DESCRIPTION (provided by applicant): The genomic landscapes of many common human cancers have been deciphered and many of the driver gene mutations that are responsible for cancer initiation and progression have been identified. An important question to address now is when do these driver mutations occur during the evolution of cancers and does the order in which they appear matters? Although the identity of the driver mutations and their role in various cancers including primary malignant brain cancer is not debated, the order in which they occur and the consequences of any given order on tumor physiology are much less studied. Studies on the temporal occurrence of driver gene mutations have been a critical barrier to our understanding of molecular mechanisms of therapeutic resistance and sensitivity. This project proposes to directly study the consequences of sequential driver gene mutations on therapeutic treatment sensitivity using glioblastoma multiforme (GBM) as a cancer model. In this application, we will use genetically engineered mouse models of GBM that we developed based on the most common groups of driver gene mutations; overexpression/activation of EGFR together with loss of the Cdkn2a tumor suppressor gene with and without loss of PTEN and overexpression/activation of PDGFR-α together with loss of p53 with and without loss of PTEN. Preliminary studies using our EGFR; Cdkn2a-/- mice indicate that the timing of PTEN loss plays a significant role in the molecular wiring of the tumors and their responses to EGFR inhibition. We propose to reveal how the timing of PTEN loss influences the utilization of downstream pathways within the EGFR and PDGFR-α signaling networks and dictate the molecular wiring of the resulting tumor cells (Aim 1). The goal of these studies is to reveal previously unexplored molecular vulnerabilities for therapeutic strategies. We also propose to study how the temporal loss of PTEN affects mechanisms of molecular re-wiring during therapeutic intervention (Aim 2). The research presented here is very important because GBM with seemingly identical genotypes (e.g. mutant for PTEN) may intrinsically behave differently when exposed to therapeutics due to the order with which driver gene mutations arose. A molecular understanding of this process will directly lead to better stratification of patients and choice of suitable treatments.

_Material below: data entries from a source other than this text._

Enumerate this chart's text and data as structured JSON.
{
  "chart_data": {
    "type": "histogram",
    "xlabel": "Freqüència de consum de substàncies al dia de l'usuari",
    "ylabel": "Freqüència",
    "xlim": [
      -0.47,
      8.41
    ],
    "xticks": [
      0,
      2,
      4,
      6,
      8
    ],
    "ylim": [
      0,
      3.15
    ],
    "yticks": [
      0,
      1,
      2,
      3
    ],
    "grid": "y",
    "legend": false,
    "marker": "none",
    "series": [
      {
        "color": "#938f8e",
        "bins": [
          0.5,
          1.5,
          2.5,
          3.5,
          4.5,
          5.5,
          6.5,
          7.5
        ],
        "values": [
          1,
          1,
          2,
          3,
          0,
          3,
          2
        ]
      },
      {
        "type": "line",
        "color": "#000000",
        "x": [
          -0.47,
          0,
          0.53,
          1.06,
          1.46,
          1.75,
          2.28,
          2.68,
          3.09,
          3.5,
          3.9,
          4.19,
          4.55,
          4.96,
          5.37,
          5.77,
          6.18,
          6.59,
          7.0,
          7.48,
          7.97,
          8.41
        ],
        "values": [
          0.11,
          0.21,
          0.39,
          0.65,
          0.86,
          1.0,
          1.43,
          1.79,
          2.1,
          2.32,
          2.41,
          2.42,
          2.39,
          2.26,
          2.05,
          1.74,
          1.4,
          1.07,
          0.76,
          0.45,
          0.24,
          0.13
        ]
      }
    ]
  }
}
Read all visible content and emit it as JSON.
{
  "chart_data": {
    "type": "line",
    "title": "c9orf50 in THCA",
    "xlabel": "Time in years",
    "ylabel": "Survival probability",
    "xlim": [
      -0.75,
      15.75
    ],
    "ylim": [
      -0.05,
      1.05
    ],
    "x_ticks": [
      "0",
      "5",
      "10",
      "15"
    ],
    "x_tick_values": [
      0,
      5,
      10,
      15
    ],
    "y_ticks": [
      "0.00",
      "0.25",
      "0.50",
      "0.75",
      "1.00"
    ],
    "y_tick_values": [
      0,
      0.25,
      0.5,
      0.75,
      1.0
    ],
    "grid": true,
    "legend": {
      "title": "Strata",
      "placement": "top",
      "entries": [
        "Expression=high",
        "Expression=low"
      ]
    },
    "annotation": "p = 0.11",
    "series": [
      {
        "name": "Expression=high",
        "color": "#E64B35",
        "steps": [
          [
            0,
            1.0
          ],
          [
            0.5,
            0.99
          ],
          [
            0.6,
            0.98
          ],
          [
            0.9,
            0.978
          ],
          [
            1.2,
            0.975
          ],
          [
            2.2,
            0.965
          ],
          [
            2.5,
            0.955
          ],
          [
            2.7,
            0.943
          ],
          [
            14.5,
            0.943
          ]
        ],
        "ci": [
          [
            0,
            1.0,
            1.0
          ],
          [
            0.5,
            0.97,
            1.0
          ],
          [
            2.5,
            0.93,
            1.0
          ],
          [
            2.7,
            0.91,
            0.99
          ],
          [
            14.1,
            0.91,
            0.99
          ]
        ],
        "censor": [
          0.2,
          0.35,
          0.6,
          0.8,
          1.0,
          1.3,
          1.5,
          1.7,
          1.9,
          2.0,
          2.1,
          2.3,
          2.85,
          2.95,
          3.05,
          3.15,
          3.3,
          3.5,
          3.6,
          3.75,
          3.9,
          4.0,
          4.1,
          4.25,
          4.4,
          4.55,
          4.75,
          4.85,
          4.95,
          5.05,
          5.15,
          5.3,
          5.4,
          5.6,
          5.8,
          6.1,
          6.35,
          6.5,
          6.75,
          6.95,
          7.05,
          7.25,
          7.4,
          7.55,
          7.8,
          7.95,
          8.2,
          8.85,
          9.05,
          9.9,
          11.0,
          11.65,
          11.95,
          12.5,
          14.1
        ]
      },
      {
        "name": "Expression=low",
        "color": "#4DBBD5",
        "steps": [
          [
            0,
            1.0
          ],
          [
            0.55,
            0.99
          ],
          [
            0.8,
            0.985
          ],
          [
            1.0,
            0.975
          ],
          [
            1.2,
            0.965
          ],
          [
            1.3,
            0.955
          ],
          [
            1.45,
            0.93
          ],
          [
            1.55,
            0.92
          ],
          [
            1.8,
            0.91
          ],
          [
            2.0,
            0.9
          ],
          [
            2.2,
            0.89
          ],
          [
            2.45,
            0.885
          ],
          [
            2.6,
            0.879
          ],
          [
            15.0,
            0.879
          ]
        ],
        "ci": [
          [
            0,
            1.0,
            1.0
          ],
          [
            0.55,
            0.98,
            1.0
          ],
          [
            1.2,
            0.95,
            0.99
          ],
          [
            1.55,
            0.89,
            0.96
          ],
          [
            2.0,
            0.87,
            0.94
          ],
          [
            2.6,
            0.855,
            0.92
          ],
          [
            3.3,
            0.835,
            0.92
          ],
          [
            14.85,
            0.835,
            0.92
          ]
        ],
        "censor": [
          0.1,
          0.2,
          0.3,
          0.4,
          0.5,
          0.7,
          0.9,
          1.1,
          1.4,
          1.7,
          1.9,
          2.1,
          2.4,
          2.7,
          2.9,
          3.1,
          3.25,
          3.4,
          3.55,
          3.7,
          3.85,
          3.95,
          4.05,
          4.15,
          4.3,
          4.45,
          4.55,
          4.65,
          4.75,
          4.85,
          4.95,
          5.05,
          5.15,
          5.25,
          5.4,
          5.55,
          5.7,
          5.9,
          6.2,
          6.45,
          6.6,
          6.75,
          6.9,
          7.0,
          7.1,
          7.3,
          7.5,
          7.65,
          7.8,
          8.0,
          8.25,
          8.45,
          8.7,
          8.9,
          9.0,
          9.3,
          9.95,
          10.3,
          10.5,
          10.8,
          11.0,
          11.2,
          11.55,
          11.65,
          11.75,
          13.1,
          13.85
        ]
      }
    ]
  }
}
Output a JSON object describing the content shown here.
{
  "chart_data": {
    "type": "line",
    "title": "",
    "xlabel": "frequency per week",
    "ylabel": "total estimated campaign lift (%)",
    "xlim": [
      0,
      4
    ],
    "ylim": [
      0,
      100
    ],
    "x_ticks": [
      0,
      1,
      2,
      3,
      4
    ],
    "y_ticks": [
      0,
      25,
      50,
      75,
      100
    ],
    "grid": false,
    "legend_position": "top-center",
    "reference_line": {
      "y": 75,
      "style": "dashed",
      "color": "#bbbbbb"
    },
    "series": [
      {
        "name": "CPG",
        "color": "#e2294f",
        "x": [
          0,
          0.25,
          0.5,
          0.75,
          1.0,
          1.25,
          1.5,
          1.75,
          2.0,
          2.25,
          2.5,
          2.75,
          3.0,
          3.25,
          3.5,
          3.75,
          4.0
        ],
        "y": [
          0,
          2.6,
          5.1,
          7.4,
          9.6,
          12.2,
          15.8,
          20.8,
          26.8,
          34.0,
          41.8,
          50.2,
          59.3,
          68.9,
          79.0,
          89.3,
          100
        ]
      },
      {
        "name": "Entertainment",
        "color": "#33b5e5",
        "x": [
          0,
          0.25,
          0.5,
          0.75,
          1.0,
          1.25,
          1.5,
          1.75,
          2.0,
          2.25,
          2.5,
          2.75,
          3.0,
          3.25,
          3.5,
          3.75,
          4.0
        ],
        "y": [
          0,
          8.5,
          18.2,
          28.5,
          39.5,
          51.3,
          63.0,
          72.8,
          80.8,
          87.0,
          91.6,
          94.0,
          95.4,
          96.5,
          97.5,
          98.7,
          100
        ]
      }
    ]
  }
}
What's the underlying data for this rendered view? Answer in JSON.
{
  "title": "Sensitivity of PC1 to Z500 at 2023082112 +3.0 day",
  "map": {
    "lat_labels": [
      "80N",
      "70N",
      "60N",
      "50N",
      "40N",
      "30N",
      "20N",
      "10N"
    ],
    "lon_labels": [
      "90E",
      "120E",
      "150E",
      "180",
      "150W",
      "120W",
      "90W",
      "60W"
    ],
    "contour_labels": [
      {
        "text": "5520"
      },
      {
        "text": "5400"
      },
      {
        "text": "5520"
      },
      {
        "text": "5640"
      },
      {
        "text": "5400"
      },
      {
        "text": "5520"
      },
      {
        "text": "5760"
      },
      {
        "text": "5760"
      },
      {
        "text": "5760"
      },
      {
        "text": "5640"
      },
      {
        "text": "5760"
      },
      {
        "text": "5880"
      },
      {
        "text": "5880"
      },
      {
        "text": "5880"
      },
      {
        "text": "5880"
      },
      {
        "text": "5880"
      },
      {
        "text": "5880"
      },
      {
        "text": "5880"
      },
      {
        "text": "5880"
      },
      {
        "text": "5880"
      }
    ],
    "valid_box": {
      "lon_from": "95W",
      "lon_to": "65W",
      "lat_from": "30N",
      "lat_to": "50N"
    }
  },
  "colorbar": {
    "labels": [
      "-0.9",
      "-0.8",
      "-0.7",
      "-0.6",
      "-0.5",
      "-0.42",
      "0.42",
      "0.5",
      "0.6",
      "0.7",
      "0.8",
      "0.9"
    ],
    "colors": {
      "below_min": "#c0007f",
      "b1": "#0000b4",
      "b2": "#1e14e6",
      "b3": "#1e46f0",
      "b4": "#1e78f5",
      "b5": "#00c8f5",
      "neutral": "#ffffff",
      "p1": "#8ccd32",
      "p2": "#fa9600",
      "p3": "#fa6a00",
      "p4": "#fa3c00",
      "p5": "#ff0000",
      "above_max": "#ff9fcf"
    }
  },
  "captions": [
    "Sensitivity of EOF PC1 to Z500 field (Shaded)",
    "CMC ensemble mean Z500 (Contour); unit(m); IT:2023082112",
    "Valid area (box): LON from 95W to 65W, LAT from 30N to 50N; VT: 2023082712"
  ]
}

描述（由申请人提供）：许多常见人类癌症的基因组图谱已被破译，许多导致癌症发生和进展的驱动基因突变已被鉴定。现在需要解决的一个重要问题是，这些驱动突变在癌症演变过程中何时发生，以及它们出现的顺序是否重要？虽然驱动突变的身份及其在包括原发性恶性脑癌在内的各种癌症中的作用没有争议，但它们发生的顺序以及任何给定顺序对肿瘤生理学的影响研究得少得多。对驱动基因突变的时间发生的研究一直是我们理解治疗抗性和敏感性的分子机制的关键障碍。该项目提出使用多形性胶质母细胞瘤（GBM）作为癌症模型直接研究顺序驱动基因突变对治疗敏感性的影响。在本申请中，我们将使用我们基于最常见的驱动基因突变组开发的GBM基因工程小鼠模型; EGFR过表达/激活以及Cdkn 2a肿瘤抑制基因缺失，伴和不伴PTEN缺失，以及PDGFR-α过表达/激活以及p53缺失，伴和不伴PTEN缺失。使用我们的EGFR; Cdkn 2a-/-小鼠的初步研究表明，PTEN丢失的时间在肿瘤的分子布线及其对EGFR抑制的反应中起着重要作用。我们建议揭示PTEN丢失的时间如何影响EGFR和PDGFR-α信号网络中下游通路的利用，并决定所产生的肿瘤细胞的分子布线（Aim 1）。这些研究的目的是揭示以前未探索的分子脆弱性的治疗策略。我们还建议研究PTEN的暂时丢失如何影响治疗干预期间分子重新布线的机制（目的2）。这里提出的研究是非常重要的，因为GBM与看似相同的基因型（例如突变的PTEN）可能本质上表现不同，当暴露于治疗，由于驱动基因突变出现的顺序。对这一过程的分子理解将直接导致更好的患者分层和药物选择。 适当的治疗。